Here are some highlights from the workshop:

  • Close, ongoing scientific cooperation between the campaigns is aimed at elucidating how the composition and physical and optical properties of aerosols evolve as a function of time since their emission from fires. Typically, the biomass-burning aerosol (BBA) over the southeast Atlantic is all aged beyond four days. Does the BBA continue to photo-degrade, an irreversible process? Or can a reversible gas-phase transitioning—one that depends only on temperature and humidity—explain most aerosol properties in this environment with negligible further mixing with other aerosols? LASIC arguably measured the most aged aerosol of all the campaigns, and as shown below, that aerosol is more enriched in black carbon (BC) than aerosol measured in the free troposphere closer to land. This has consequences for the single-scattering albedo (more BC means more sunlight will be absorbed per particle). LASIC measurements, in combination with the other concurrent measurements, will help unravel the relevant processes.

    A preliminary mass percentage of the bulk chemical species (OA, BC, SO4, NO3, NH4) observed during LASIC in August 2017 (left) and ORACLES in September 2016 (right). The higher mass percentage of BC from LASIC suggests this aerosol is more aged and processed (including through cloud processing) than that measured during ORACLES. Further characterization of the LASIC aerosol chemical speciation monitor is still needed and sampling time periods normalized. Figures are by Allison Aiken, Los Alamos National Laboratory, and Amie Dobracki, University of Miami.
  • The remote Ascension Island environment challenged the necessary instrument calibrations, and instrument intercomparisons between LASIC, CLARIFY, and ORACLES are clarifying important measurement differences. For example, differences in the measured aerosol single-scattering albedo will help us distinguish the true physical processes from instrument artifacts.
  • That said, a consensus is emerging that the aerosol over the southeast Atlantic is more absorbing of sunlight than previously thought. The implications are being explored through a range of regional/global models and approaches.
  • Process modeling studies focusing on the stratocumulus-to-cumulus transition in the presence of absorbing smoke are drawing on observations from several campaigns and DOE-supported modeling, with Ascension Island serving as an anchor point.

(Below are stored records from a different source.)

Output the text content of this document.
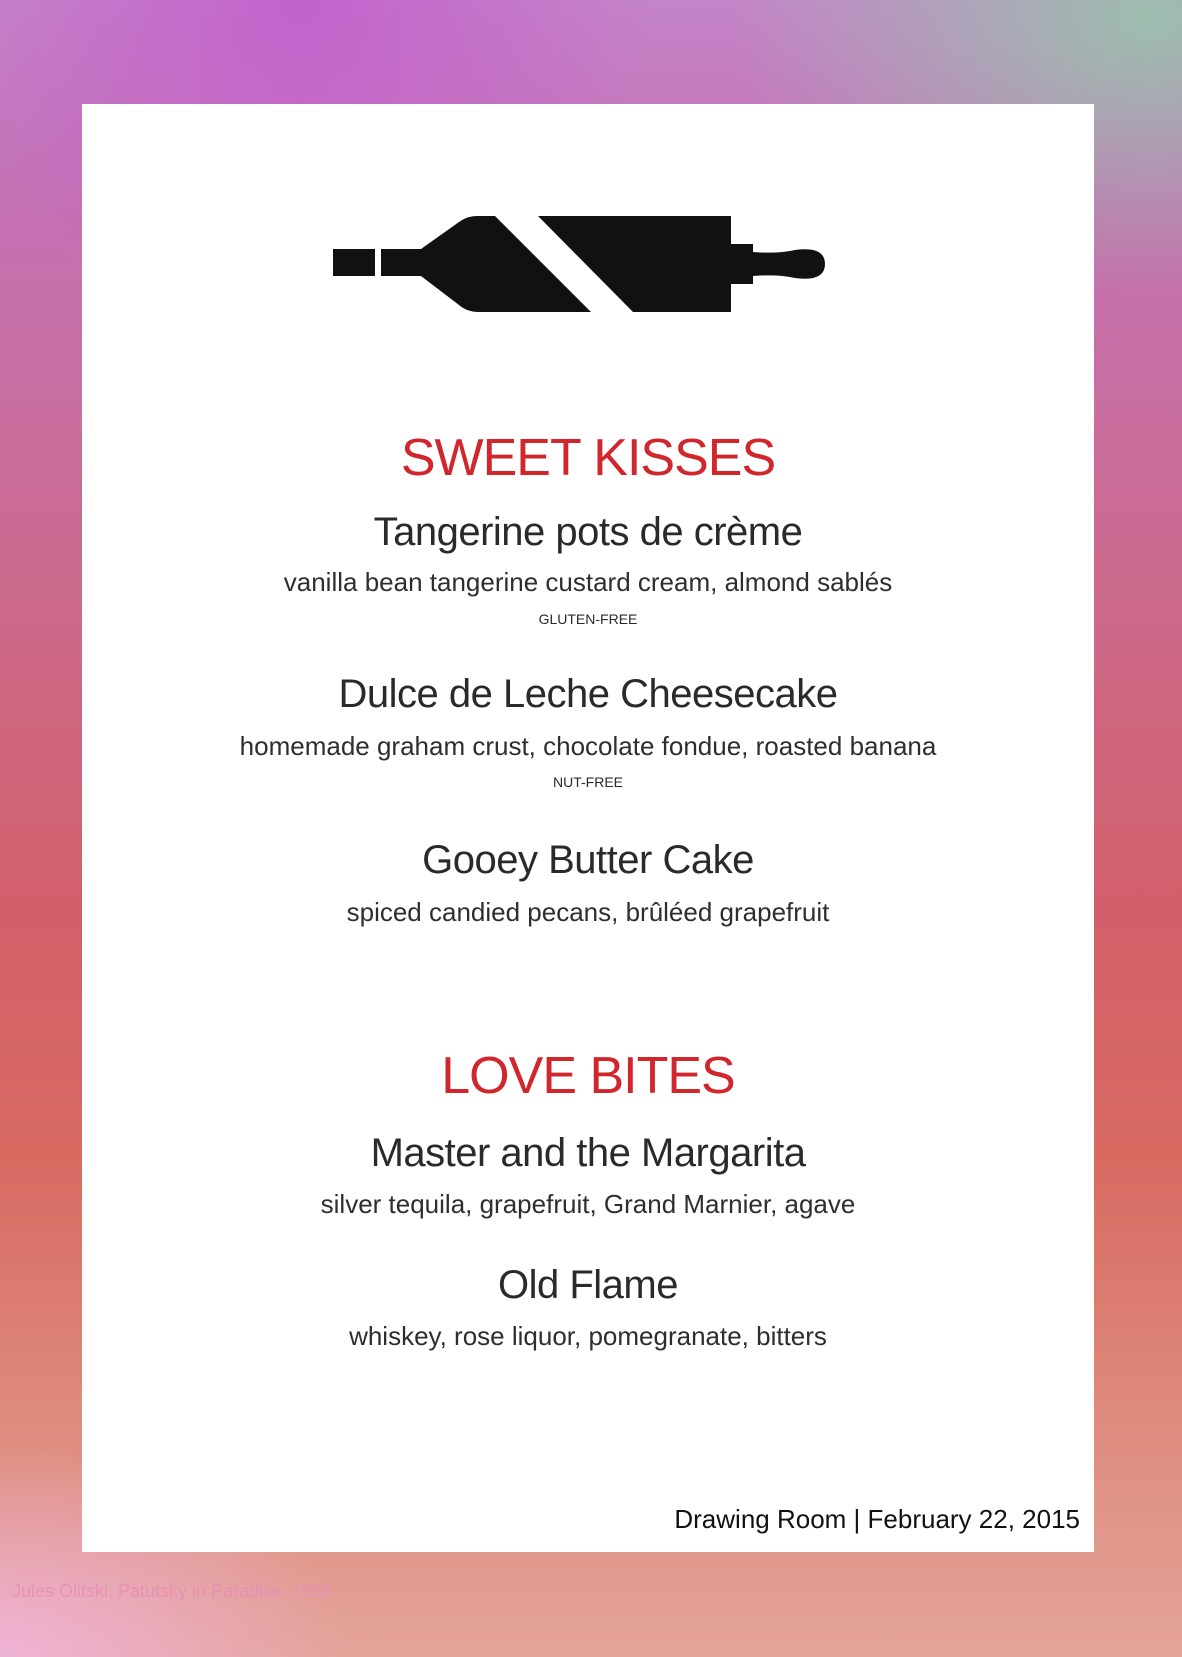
SWEET KISSES
Tangerine pots de crème
vanilla bean tangerine custard cream, almond sablés
GLUTEN-FREE
Dulce de Leche Cheesecake
homemade graham crust, chocolate fondue, roasted banana
NUT-FREE
Gooey Butter Cake
spiced candied pecans, brûléed grapefruit
LOVE BITES
Master and the Margarita
silver tequila, grapefruit, Grand Marnier, agave
Old Flame
whiskey, rose liquor, pomegranate, bitters
Drawing Room | February 22, 2015
Jules Olitski, Patutsky in Paradise, 1966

    Map of WRF-CAM5 experiments
    WRF-CAM5 experiments comparing Fire-On/Fire-Off conditions, developed by Pablo Saide at UCLA, are examined along Lagrangian trajectories that coincide with observations from multiple campaigns and end at Ascension Island, in a project led by Michael Diamond at the University of Washington. The goal is to understand the cloud response to shortwave-absorbing aerosol overlying the low clouds. Figure is by Diamond.
  • A CLARIFY-LASIC collaboration highlights weaker entrainment of BBA within open cells of low clouds. Regional/global models struggle with the representation of such mesoscale features.
  • A model-observational intercomparison is revealing model uncertainties in secondary organic aerosol processes and that most models overestimate the carbonaceous mass within the offshore boundary layer.

As a follow-on to the workshop, a breakout session is scheduled during the 2020 Joint ARM User Facility/Atmospheric System Research (ASR) Principal Investigators Meeting. The session, “Shortwave-absorbing aerosols and their interactions with the large-scale environment,” will be Wednesday, June 24, from 2 to 4 p.m. Eastern time on Zoom. (Go to the session registration links page to register.) This session will reflect advances since the mid-May workshop.

Clouds during LASIC campaign
Smoke-filled clouds float toward the first ARM Mobile Facility (AMF1) on July 8, 2016, during the LASIC field campaign on Ascension Island.